Prosodic expression of sarcasm in L2 English after explicit training
|Title||Prosodic expression of sarcasm in L2 English after explicit training|
|Year of Publication||2021|
|Conference Name||Dag van de Fonetiek 2021|
|Authors||Zandee, Femke, Nelleke Jansen, Laura Smorenburg, and Aoju Chen|
|Publisher||Nederlandse Vereniging voor Fonetische Wetenschappen|
Sarcasm occurs frequently in everyday interactions and is typically expressed via prosody. However, speakers usually experience difficulty with expressing sarcasm prosodically in a second language. Recent research by Smorenburg and co-authors has shown that short prosodic training can already improve perceived sarcasm in Dutch learners of English (L2E learners). It remains to be investigated what exactly have changed in the prosodic production after training.
In this study, we analysed the production of sarcastic prosody by L2E learners (N =12) before and after the training in Smorenburg et al.’s study. The production data were elicited via a simulated telephone conversation task in which the participants were prompted to give a sarcastic response to a friend’s remark. Mean pitch, maximum, minimum pitch, duration were extracted from the key word of each response (e.g. ‘healthy’ in ‘She is a healthy lady) using ProsodyPro and were subsequently analysed using linear mixed-effect modelling.

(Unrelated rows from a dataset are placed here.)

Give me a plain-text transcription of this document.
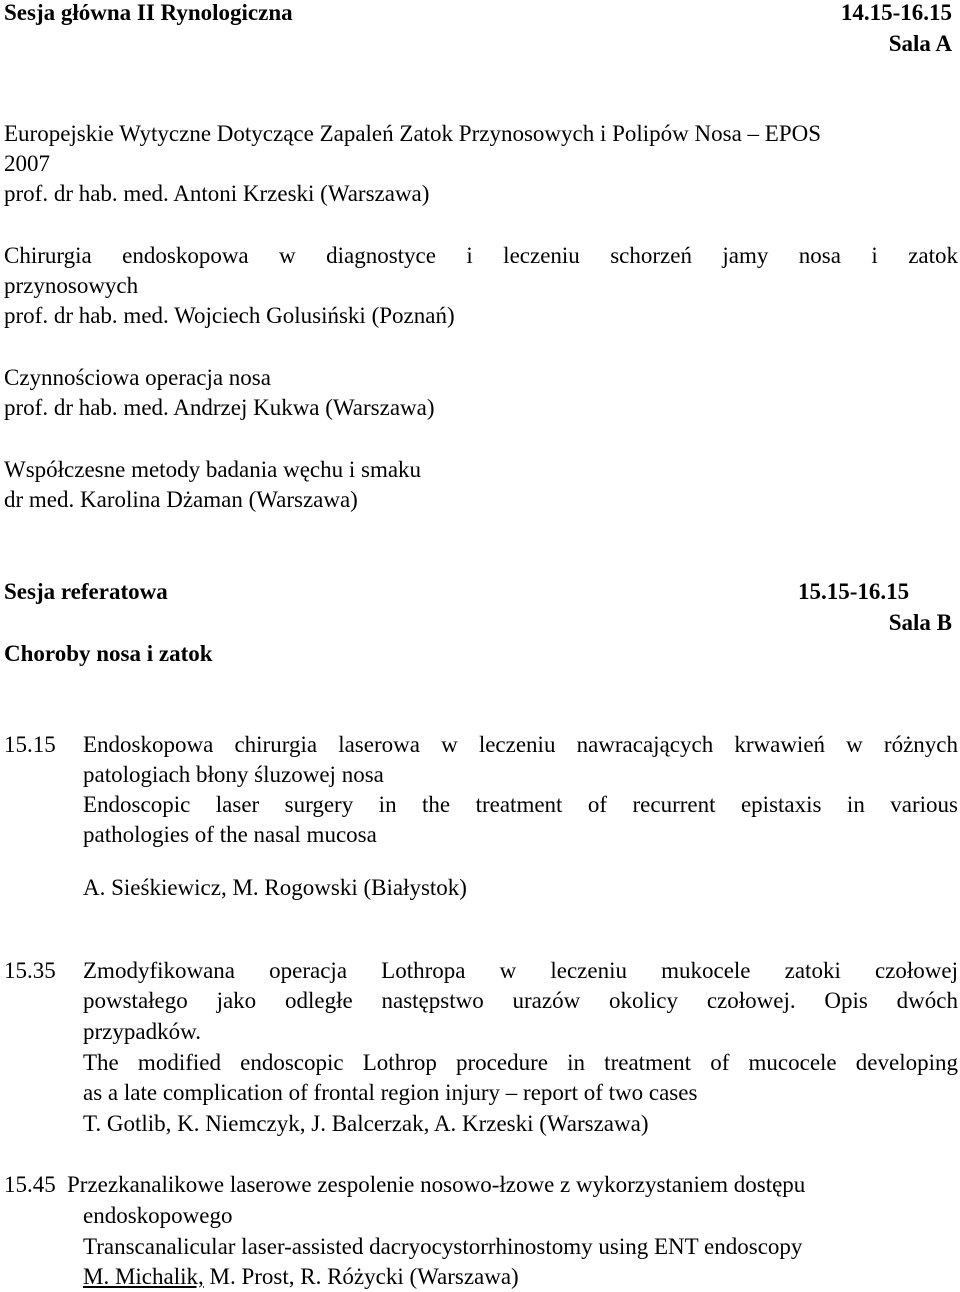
Sesja główna II Rynologiczna	14.15-16.15
Sala A
Europejskie Wytyczne Dotyczące Zapaleń Zatok Przynosowych i Polipów Nosa – EPOS
2007
prof. dr hab. med. Antoni Krzeski (Warszawa)
Chirurgia endoskopowa w diagnostyce i leczeniu schorzeń jamy nosa i zatok
przynosowych
prof. dr hab. med. Wojciech Golusiński (Poznań)
Czynnościowa operacja nosa
prof. dr hab. med. Andrzej Kukwa (Warszawa)
Współczesne metody badania węchu i smaku
dr med. Karolina Dżaman (Warszawa)
Sesja referatowa	15.15-16.15
Sala B
Choroby nosa i zatok
15.15 Endoskopowa chirurgia laserowa w leczeniu nawracających krwawień w różnych
patologiach błony śluzowej nosa
Endoscopic laser surgery in the treatment of recurrent epistaxis in various
pathologies of the nasal mucosa
A. Sieśkiewicz, M. Rogowski (Białystok)
15.35 Zmodyfikowana operacja Lothropa w leczeniu mukocele zatoki czołowej
powstałego jako odległe następstwo urazów okolicy czołowej. Opis dwóch
przypadków.
The modified endoscopic Lothrop procedure in treatment of mucocele developing
as a late complication of frontal region injury – report of two cases
T. Gotlib, K. Niemczyk, J. Balcerzak, A. Krzeski (Warszawa)
15.45 Przezkanalikowe laserowe zespolenie nosowo-łzowe z wykorzystaniem dostępu
endoskopowego
Transcanalicular laser-assisted dacryocystorrhinostomy using ENT endoscopy
M. Michalik, M. Prost, R. Różycki (Warszawa)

We have found that prosodic improvement depended on utterance type and gender. The training helped L2E learners to lengthen duration in declaratives and tag-questions but not in wh-exclamatives and lower mean pitch and minimum pitch across utterance types to sound more sarcastic, similar to native speakers of English. Male L2E learners lengthened duration to a larger extent than female L2E learners, similar to female native speakers of English; female L2 learners did not lower mean pitch more than male L2 learners, different from female native speakers of English. We will discuss the nature of the prosodic improvement: L1 transfer and/or L2 learning.